On 6/28/22 23:15, Amir Goldstein wrote:
because the application layer has already done the heavy lifting on the
networking side so that the filesystem layer can be local, fast, and
atomic. So yes, I haven't tested this yet on networked filesystems.
But I'm thinking that because all functionality is implemented at the
VFS layer, it should be portable to any fs that also supports
RENAME_NOREPLACE, with the caveat that it depends on the ability of the
VFS to get a current and accurate mtime attribute inside the critical
section between lock_rename() and unlock_rename().
The implementation is generic.
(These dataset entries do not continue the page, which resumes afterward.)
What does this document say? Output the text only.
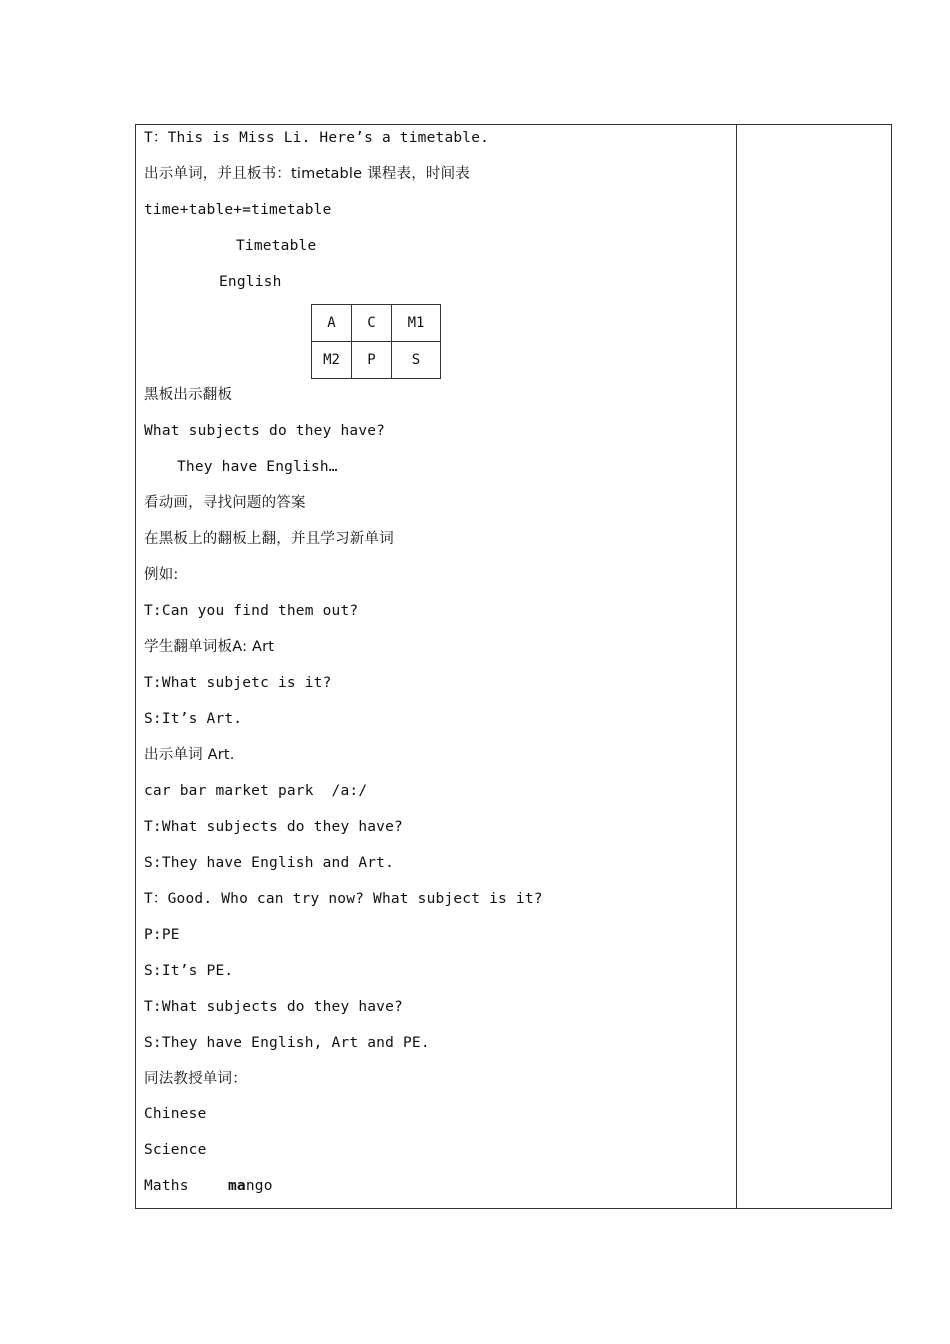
T：This is Miss Li. Here’s a timetable.
出示单词，并且板书：timetable 课程表，时间表
time+table+=timetable
Timetable
English
A	C	M1
M2	P	S
黑板出示翻板
What subjects do they have?
They have English…
看动画，寻找问题的答案
在黑板上的翻板上翻，并且学习新单词
例如:
T:Can you find them out?
学生翻单词板A: Art
T:What subjetc is it?
S:It’s Art.
出示单词 Art.
car bar market park  /a:/
T:What subjects do they have?
S:They have English and Art.
T：Good. Who can try now? What subject is it?
P:PE
S:It’s PE.
T:What subjects do they have?
S:They have English, Art and PE.
同法教授单词：
Chinese
Science
Maths	mango
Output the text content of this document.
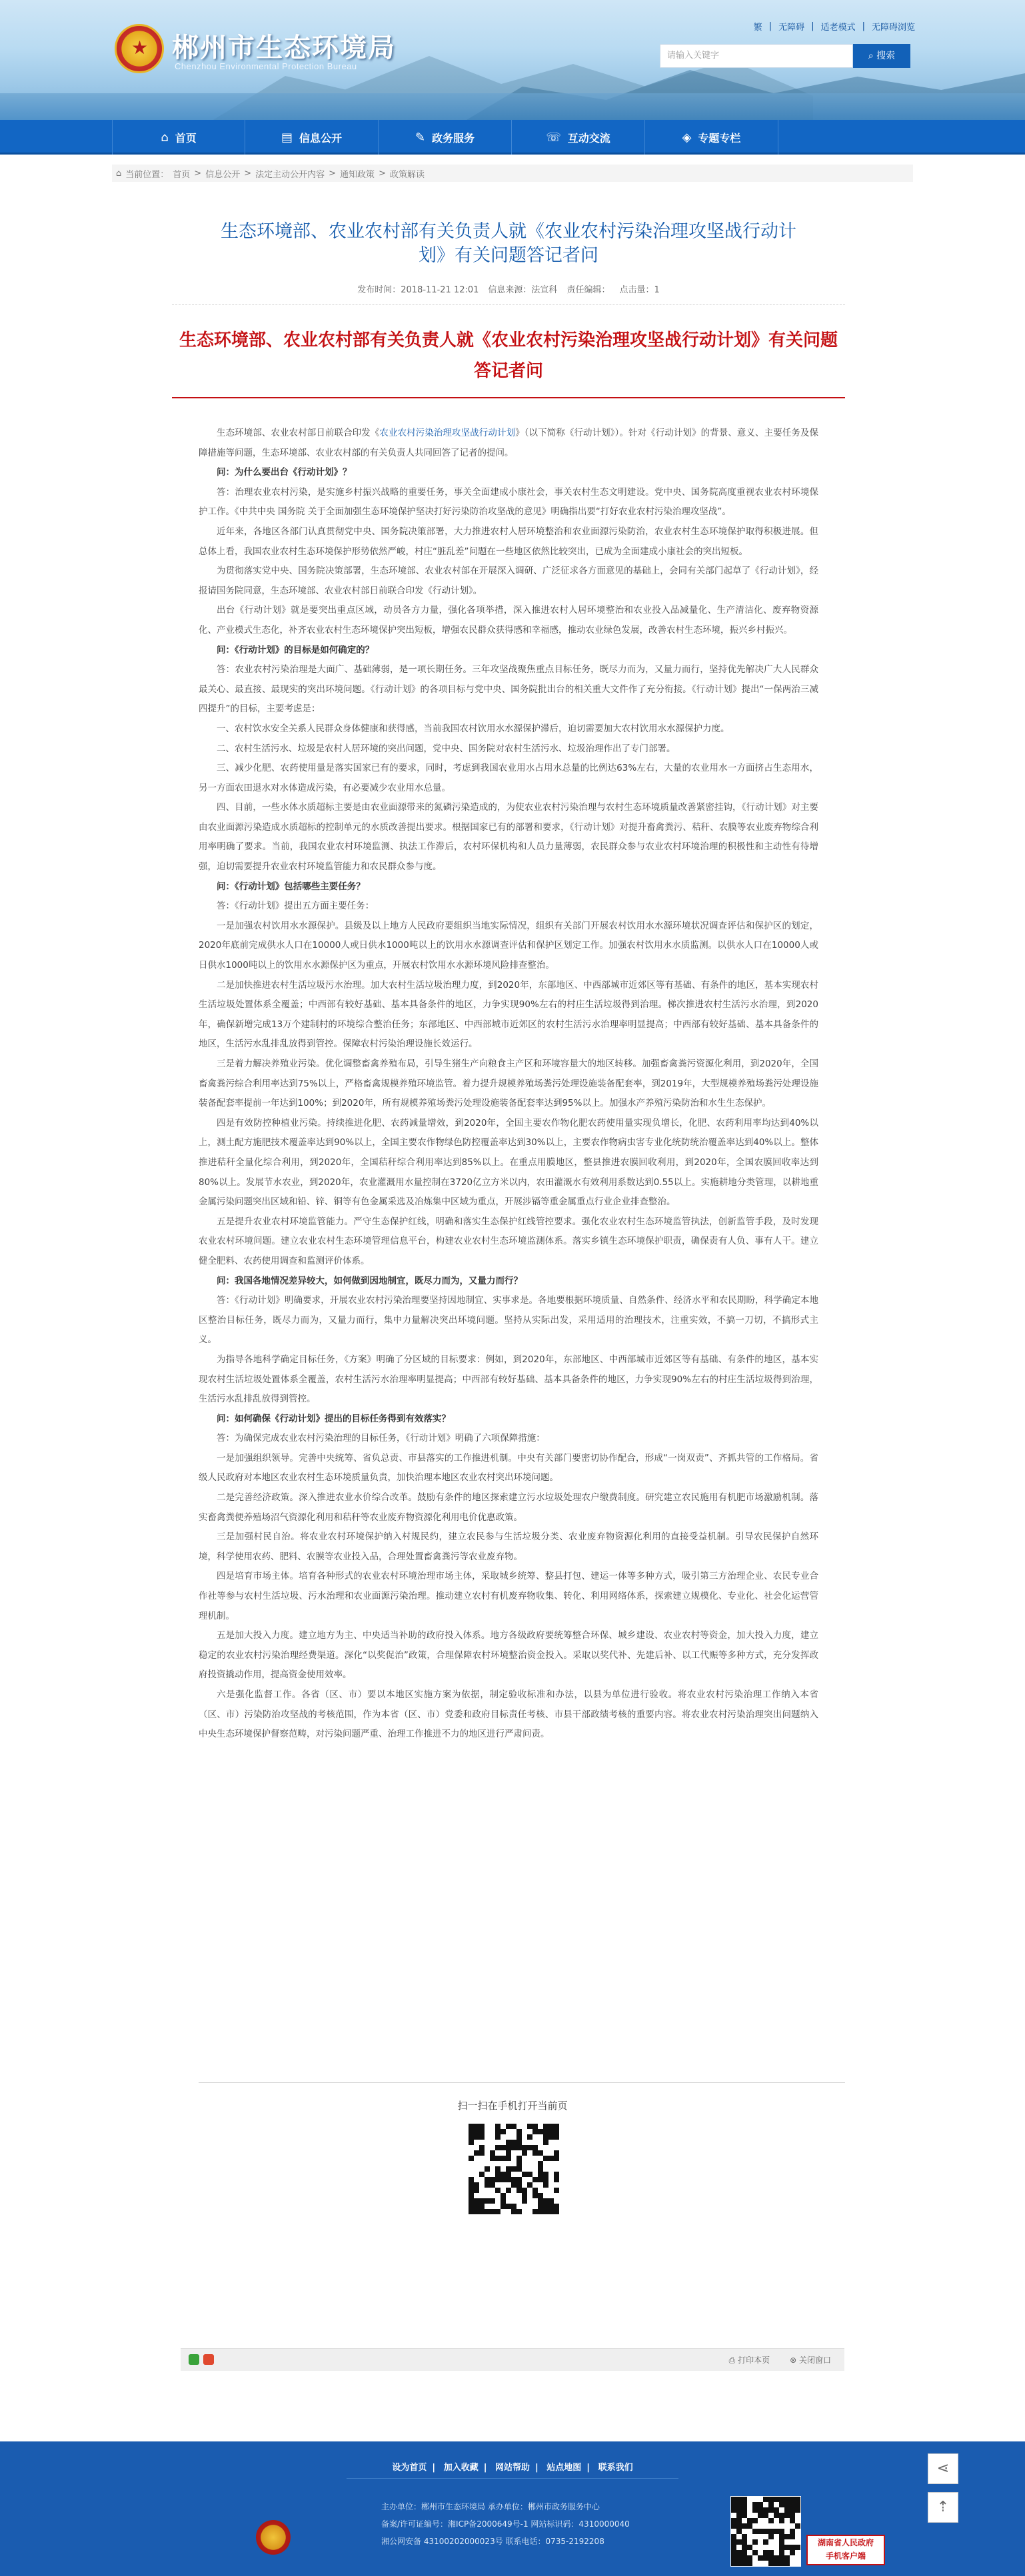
★ 郴州市生态环境局
Chenzhou Environmental Protection Bureau
繁 | 无障碍 | 适老模式 | 无障碍浏览
请输入关键字	⌕ 搜索
⌂ 首页	▤ 信息公开	✎ 政务服务	☏ 互动交流	◈ 专题专栏
⌂ 当前位置： 首页 > 信息公开 > 法定主动公开内容 > 通知政策 > 政策解读
生态环境部、农业农村部有关负责人就《农业农村污染治理攻坚战行动计划》有关问题答记者问
发布时间：2018-11-21 12:01 信息来源：法宣科 责任编辑： 点击量：1
生态环境部、农业农村部有关负责人就《农业农村污染治理攻坚战行动计划》有关问题答记者问

生态环境部、农业农村部日前联合印发《农业农村污染治理攻坚战行动计划》（以下简称《行动计划》）。针对《行动计划》的背景、意义、主要任务及保障措施等问题，生态环境部、农业农村部的有关负责人共同回答了记者的提问。

问：为什么要出台《行动计划》？

答：治理农业农村污染，是实施乡村振兴战略的重要任务，事关全面建成小康社会，事关农村生态文明建设。党中央、国务院高度重视农业农村环境保护工作。《中共中央 国务院 关于全面加强生态环境保护坚决打好污染防治攻坚战的意见》明确指出要“打好农业农村污染治理攻坚战”。

近年来，各地区各部门认真贯彻党中央、国务院决策部署，大力推进农村人居环境整治和农业面源污染防治，农业农村生态环境保护取得积极进展。但总体上看，我国农业农村生态环境保护形势依然严峻，村庄“脏乱差”问题在一些地区依然比较突出，已成为全面建成小康社会的突出短板。

为贯彻落实党中央、国务院决策部署，生态环境部、农业农村部在开展深入调研、广泛征求各方面意见的基础上，会同有关部门起草了《行动计划》，经报请国务院同意，生态环境部、农业农村部日前联合印发《行动计划》。

出台《行动计划》就是要突出重点区域，动员各方力量，强化各项举措，深入推进农村人居环境整治和农业投入品减量化、生产清洁化、废弃物资源化、产业模式生态化，补齐农业农村生态环境保护突出短板，增强农民群众获得感和幸福感，推动农业绿色发展，改善农村生态环境，振兴乡村振兴。

问：《行动计划》的目标是如何确定的？

答：农业农村污染治理是大面广、基础薄弱，是一项长期任务。三年攻坚战聚焦重点目标任务，既尽力而为，又量力而行，坚持优先解决广大人民群众最关心、最直接、最现实的突出环境问题。《行动计划》的各项目标与党中央、国务院批出台的相关重大文件作了充分衔接。《行动计划》提出“一保两治三减四提升”的目标，主要考虑是：

一、农村饮水安全关系人民群众身体健康和获得感，当前我国农村饮用水水源保护滞后，迫切需要加大农村饮用水水源保护力度。

二、农村生活污水、垃圾是农村人居环境的突出问题，党中央、国务院对农村生活污水、垃圾治理作出了专门部署。

三、减少化肥、农药使用量是落实国家已有的要求，同时，考虑到我国农业用水占用水总量的比例达63%左右，大量的农业用水一方面挤占生态用水，另一方面农田退水对水体造成污染，有必要减少农业用水总量。

四、目前，一些水体水质超标主要是由农业面源带来的氮磷污染造成的，为使农业农村污染治理与农村生态环境质量改善紧密挂钩，《行动计划》对主要由农业面源污染造成水质超标的控制单元的水质改善提出要求。根据国家已有的部署和要求，《行动计划》对提升畜禽粪污、秸秆、农膜等农业废弃物综合利用率明确了要求。当前，我国农业农村环境监测、执法工作滞后，农村环保机构和人员力量薄弱，农民群众参与农业农村环境治理的积极性和主动性有待增强，迫切需要提升农业农村环境监管能力和农民群众参与度。

问：《行动计划》包括哪些主要任务？

答：《行动计划》提出五方面主要任务：

一是加强农村饮用水水源保护。县级及以上地方人民政府要组织当地实际情况，组织有关部门开展农村饮用水水源环境状况调查评估和保护区的划定，2020年底前完成供水人口在10000人或日供水1000吨以上的饮用水水源调查评估和保护区划定工作。加强农村饮用水水质监测。以供水人口在10000人或日供水1000吨以上的饮用水水源保护区为重点，开展农村饮用水水源环境风险排查整治。

二是加快推进农村生活垃圾污水治理。加大农村生活垃圾治理力度，到2020年，东部地区、中西部城市近郊区等有基础、有条件的地区，基本实现农村生活垃圾处置体系全覆盖；中西部有较好基础、基本具备条件的地区，力争实现90%左右的村庄生活垃圾得到治理。梯次推进农村生活污水治理，到2020年，确保新增完成13万个建制村的环境综合整治任务；东部地区、中西部城市近郊区的农村生活污水治理率明显提高；中西部有较好基础、基本具备条件的地区，生活污水乱排乱放得到管控。保障农村污染治理设施长效运行。

三是着力解决养殖业污染。优化调整畜禽养殖布局，引导生猪生产向粮食主产区和环境容量大的地区转移。加强畜禽粪污资源化利用，到2020年，全国畜禽粪污综合利用率达到75%以上，严格畜禽规模养殖环境监管。着力提升规模养殖场粪污处理设施装备配套率，到2019年，大型规模养殖场粪污处理设施装备配套率提前一年达到100%；到2020年，所有规模养殖场粪污处理设施装备配套率达到95%以上。加强水产养殖污染防治和水生生态保护。

四是有效防控种植业污染。持续推进化肥、农药减量增效，到2020年，全国主要农作物化肥农药使用量实现负增长，化肥、农药利用率均达到40%以上，测土配方施肥技术覆盖率达到90%以上，全国主要农作物绿色防控覆盖率达到30%以上，主要农作物病虫害专业化统防统治覆盖率达到40%以上。整体推进秸秆全量化综合利用，到2020年，全国秸秆综合利用率达到85%以上。在重点用膜地区，整县推进农膜回收利用，到2020年，全国农膜回收率达到80%以上。发展节水农业，到2020年，农业灌溉用水量控制在3720亿立方米以内，农田灌溉水有效利用系数达到0.55以上。实施耕地分类管理，以耕地重金属污染问题突出区域和铅、锌、铜等有色金属采选及冶炼集中区域为重点，开展涉镉等重金属重点行业企业排查整治。

五是提升农业农村环境监管能力。严守生态保护红线，明确和落实生态保护红线管控要求。强化农业农村生态环境监管执法，创新监管手段，及时发现农业农村环境问题。建立农业农村生态环境管理信息平台，构建农业农村生态环境监测体系。落实乡镇生态环境保护职责，确保责有人负、事有人干。建立健全肥料、农药使用调查和监测评价体系。

问：我国各地情况差异较大，如何做到因地制宜，既尽力而为，又量力而行？

答：《行动计划》明确要求，开展农业农村污染治理要坚持因地制宜、实事求是。各地要根据环境质量、自然条件、经济水平和农民期盼，科学确定本地区整治目标任务，既尽力而为，又量力而行，集中力量解决突出环境问题。坚持从实际出发，采用适用的治理技术，注重实效，不搞一刀切，不搞形式主义。

为指导各地科学确定目标任务，《方案》明确了分区域的目标要求：例如，到2020年，东部地区、中西部城市近郊区等有基础、有条件的地区，基本实现农村生活垃圾处置体系全覆盖，农村生活污水治理率明显提高；中西部有较好基础、基本具备条件的地区，力争实现90%左右的村庄生活垃圾得到治理，生活污水乱排乱放得到管控。

问：如何确保《行动计划》提出的目标任务得到有效落实？

答：为确保完成农业农村污染治理的目标任务，《行动计划》明确了六项保障措施：

一是加强组织领导。完善中央统筹、省负总责、市县落实的工作推进机制。中央有关部门要密切协作配合，形成“一岗双责”、齐抓共管的工作格局。省级人民政府对本地区农业农村生态环境质量负责，加快治理本地区农业农村突出环境问题。

二是完善经济政策。深入推进农业水价综合改革。鼓励有条件的地区探索建立污水垃圾处理农户缴费制度。研究建立农民施用有机肥市场激励机制。落实畜禽粪便养殖场沼气资源化利用和秸秆等农业废弃物资源化利用电价优惠政策。

三是加强村民自治。将农业农村环境保护纳入村规民约，建立农民参与生活垃圾分类、农业废弃物资源化利用的直接受益机制。引导农民保护自然环境，科学使用农药、肥料、农膜等农业投入品，合理处置畜禽粪污等农业废弃物。

四是培育市场主体。培育各种形式的农业农村环境治理市场主体，采取城乡统筹、整县打包、建运一体等多种方式，吸引第三方治理企业、农民专业合作社等参与农村生活垃圾、污水治理和农业面源污染治理。推动建立农村有机废弃物收集、转化、利用网络体系，探索建立规模化、专业化、社会化运营管理机制。

五是加大投入力度。建立地方为主、中央适当补助的政府投入体系。地方各级政府要统筹整合环保、城乡建设、农业农村等资金，加大投入力度，建立稳定的农业农村污染治理经费渠道。深化“以奖促治”政策，合理保障农村环境整治资金投入。采取以奖代补、先建后补、以工代赈等多种方式，充分发挥政府投资撬动作用，提高资金使用效率。

六是强化监督工作。各省（区、市）要以本地区实施方案为依据，制定验收标准和办法，以县为单位进行验收。将农业农村污染治理工作纳入本省（区、市）污染防治攻坚战的考核范围，作为本省（区、市）党委和政府目标责任考核、市县干部政绩考核的重要内容。将农业农村污染治理突出问题纳入中央生态环境保护督察范畴，对污染问题严重、治理工作推进不力的地区进行严肃问责。

扫一扫在手机打开当前页
⎙ 打印本页	⊗ 关闭窗口
设为首页 | 加入收藏 | 网站帮助 | 站点地图 | 联系我们
主办单位：郴州市生态环境局 承办单位：郴州市政务服务中心
备案/许可证编号：湘ICP备2000649号-1 网站标识码：4310000040
湘公网安备 43100202000023号 联系电话：0735-2192208	湖南省人民政府
手机客户端
⋖
⇡
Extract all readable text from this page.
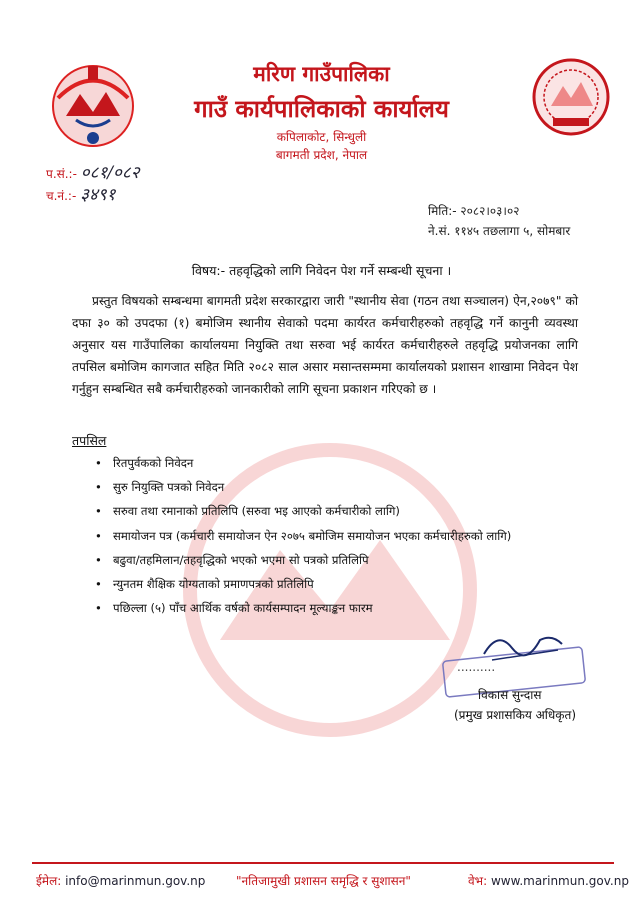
मरिण गाउँपालिका
गाउँ कार्यपालिकाको कार्यालय
कपिलाकोट, सिन्धुली
बागमती प्रदेश, नेपाल
प.सं.:- ०८१/०८२
च.नं.:- ३४९१
मिति:- २०८२।०३।०२
ने.सं. ११४५ तछलागा ५, सोमबार
विषय:- तहवृद्धिको लागि निवेदन पेश गर्ने सम्बन्धी सूचना ।
प्रस्तुत विषयको सम्बन्धमा बागमती प्रदेश सरकारद्वारा जारी "स्थानीय सेवा (गठन तथा सञ्चालन) ऐन,२०७९" को दफा ३० को उपदफा (१) बमोजिम स्थानीय सेवाको पदमा कार्यरत कर्मचारीहरुको तहवृद्धि गर्ने कानुनी व्यवस्था अनुसार यस गाउँपालिका कार्यालयमा नियुक्ति तथा सरुवा भई कार्यरत कर्मचारीहरुले तहवृद्धि प्रयोजनका लागि तपसिल बमोजिम कागजात सहित मिति २०८२ साल असार मसान्तसम्ममा कार्यालयको प्रशासन शाखामा निवेदन पेश गर्नुहुन सम्बन्धित सबै कर्मचारीहरुको जानकारीको लागि सूचना प्रकाशन गरिएको छ ।
तपसिल
• रितपुर्वकको निवेदन
• सुरु नियुक्ति पत्रको निवेदन
• सरुवा तथा रमानाको प्रतिलिपि (सरुवा भइ आएको कर्मचारीको लागि)
• समायोजन पत्र (कर्मचारी समायोजन ऐन २०७५ बमोजिम समायोजन भएका कर्मचारीहरुको लागि)
• बढुवा/तहमिलान/तहवृद्धिको भएको भएमा सो पत्रको प्रतिलिपि
• न्युनतम शैक्षिक योग्यताको प्रमाणपत्रको प्रतिलिपि
• पछिल्ला (५) पाँच आर्थिक वर्षको कार्यसम्पादन मूल्याङ्कन फारम
..........
विकास सुन्दास
(प्रमुख प्रशासकिय अधिकृत)
ईमेल: info@marinmun.gov.np	"नतिजामुखी प्रशासन समृद्धि र सुशासन"	वेभ: www.marinmun.gov.np
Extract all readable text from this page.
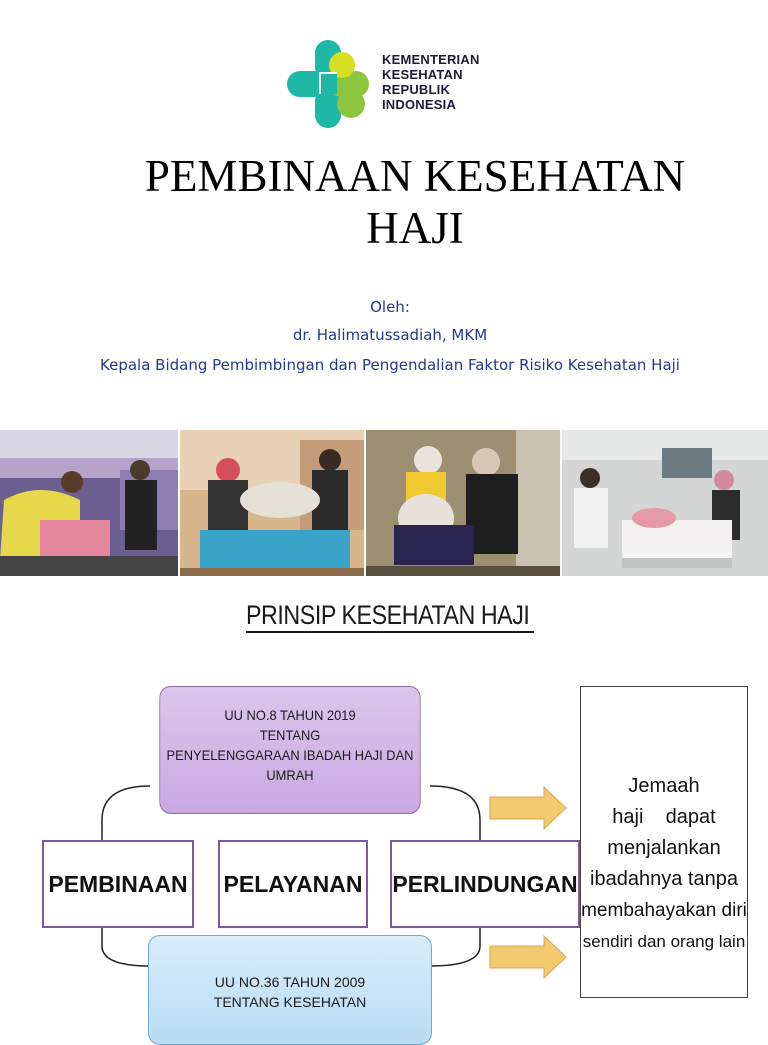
KEMENTERIAN
KESEHATAN
REPUBLIK
INDONESIA
PEMBINAAN KESEHATAN
HAJI
Oleh:
dr. Halimatussadiah, MKM
Kepala Bidang Pembimbingan dan Pengendalian Faktor Risiko Kesehatan Haji
PRINSIP KESEHATAN HAJI
UU NO.8 TAHUN 2019
TENTANG
PENYELENGGARAAN IBADAH HAJI DAN
UMRAH
PEMBINAAN PELAYANAN PERLINDUNGAN
UU NO.36 TAHUN 2009
TENTANG KESEHATAN
Jemaah
haji    dapat
menjalankan
ibadahnya tanpa
membahayakan diri
sendiri dan orang lain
You just implement the logic in the vfs and
enable it for a few tested filesystems and whoever wants to join the party
is welcome to test their own filesystems and opt-in to the new flag whether
they like. Nothing wrong with that.
w.r.t stability of i_mtime, if I am not mistaken i_mtime itself is
stable with inode
lock held (i.e. after lock_two_nondirectories()), however, as Dave pointed out,
the file's data can be modified in page cache, so as long as the file is open
for write or mmaped writable, the check of mtime is not atomic.
Neil's suggestion to deny the operation on open files makes sense.
You can use a variant of deny_write_access() that takes inode
which implies the error ETXTBSY for an attempt to exchange newer
with a file that is open for write.
So I will incorporate these suggestions into an upcoming v2 patch.